La plaza de San Pedro del Vaticano se ha transformado desde el pasado jueves, cuando Karol Wojtyla entró en agonía, en un templo donde, sin distinción entre modernidad y tradición, se mezclan muchos rasgos característicos de las nuevas generaciones. Los hay que llevan piercings y con tatuaje. La mayoría van bien arreglados y otros parecen supervivientes de algún cataclismo natural.

Miles de velitas coloreadas situadas en el suelo iluminan de noche, como en un campamento, decenas de corros de jóvenes sentados a su alrededor, llegados de todo el mundo. Usan móviles de última generación para enviar a miles de kilómetros de distancia sus fotografías en primer plano frente a las ventanas del Papa, como para decir "yo también estuve".

Protección Civil les distribuye botellas de agua mineral mientras de cada corro, por turnos espontáneos, se levantan melodías cantadas en voz baja, acompañadas por las notas de una guitarra, un saxo o una flauta. Otros recitan salmos y letanías. También hay quien deambula por el húmedo adoquinado del gran círculo de Bernini, entre curioso y quizás perdido.

Miedo a la soledad

"Nos faltarás, Papa", reza uno de los más de 10.000 mensajes escritos en una pancarta. A pocos pasos, en los pasillos de columnas corintias de mármol travertino, miles de jóvenes duermen, o lo intentan, metidos en sacos de dormir. La noche es fría y los bares de Roma están cerrados.

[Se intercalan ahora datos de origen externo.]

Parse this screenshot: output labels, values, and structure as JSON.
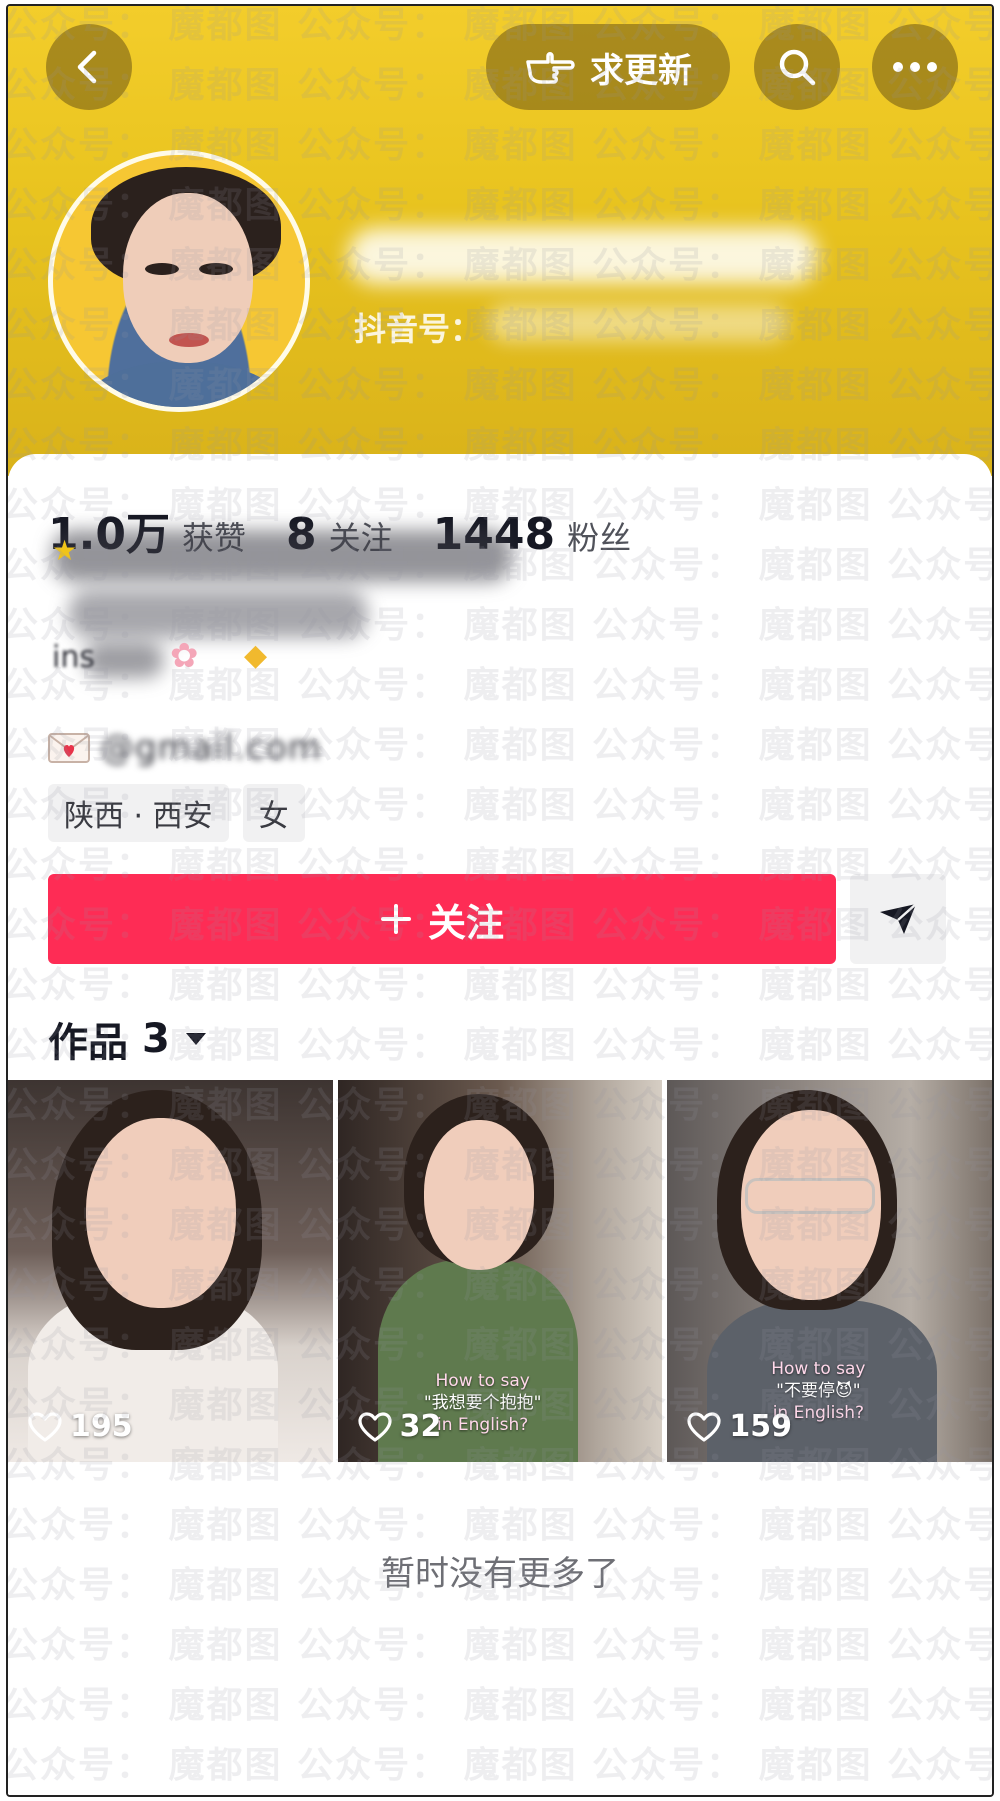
{
  "header": {
    "back_icon": "chevron-left-icon",
    "request_update_label": "求更新",
    "request_update_icon": "pointing-hand-icon",
    "search_icon": "search-icon",
    "more_icon": "ellipsis-icon",
    "douyin_id_label": "抖音号："
  },
  "stats": [
    {
      "value": "1.0万",
      "label": "获赞"
    },
    {
      "value": "8",
      "label": "关注"
    },
    {
      "value": "1448",
      "label": "粉丝"
    }
  ],
  "bio": {
    "email_icon": "love-letter-icon",
    "email": "@gmail.com",
    "prefix": "ins"
  },
  "tags": {
    "location": "陕西 · 西安",
    "gender": "女"
  },
  "actions": {
    "follow_label": "关注",
    "follow_icon": "plus-icon",
    "share_icon": "send-arrow-icon"
  },
  "works": {
    "label": "作品",
    "count": "3",
    "dropdown_icon": "caret-down-icon",
    "items": [
      {
        "likes": "195",
        "caption_top": "",
        "caption_mid": "",
        "caption_bottom": ""
      },
      {
        "likes": "32",
        "caption_top": "How to say",
        "caption_mid": "\"我想要个抱抱\"",
        "caption_bottom": "in English?"
      },
      {
        "likes": "159",
        "caption_top": "How to say",
        "caption_mid": "\"不要停😈\"",
        "caption_bottom": "in English?"
      }
    ]
  },
  "footer": {
    "end_text": "暂时没有更多了"
  },
  "watermark_text": "公众号： 魔都图",
  "colors": {
    "header_gold": "#e9c41f",
    "follow_red": "#fe2c55",
    "tag_bg": "#f1f1f2"
  }
}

Se apretujan los unos contra los otros, como si tuvieran miedo a quedarse solos. Forman montículos informes nunca vistos en el escenario de una de las postales más conocidas.

De vez en cuando, cantan a Dios, todos a una. Son, según los momentos, 5.000, 10.000, 50.000... Los hay que llegan desde Via de la Conciliazione con mantas y almohadas bajo el brazo. Otros respondieron enseguida a la llamada del Papa que agonizaba y que inventó las Jornadas Mundiales de la Juventud. La policía no interrumpe, les protege. Son la generación de los papaboys . Mitad creyentes, mitad huérfanos.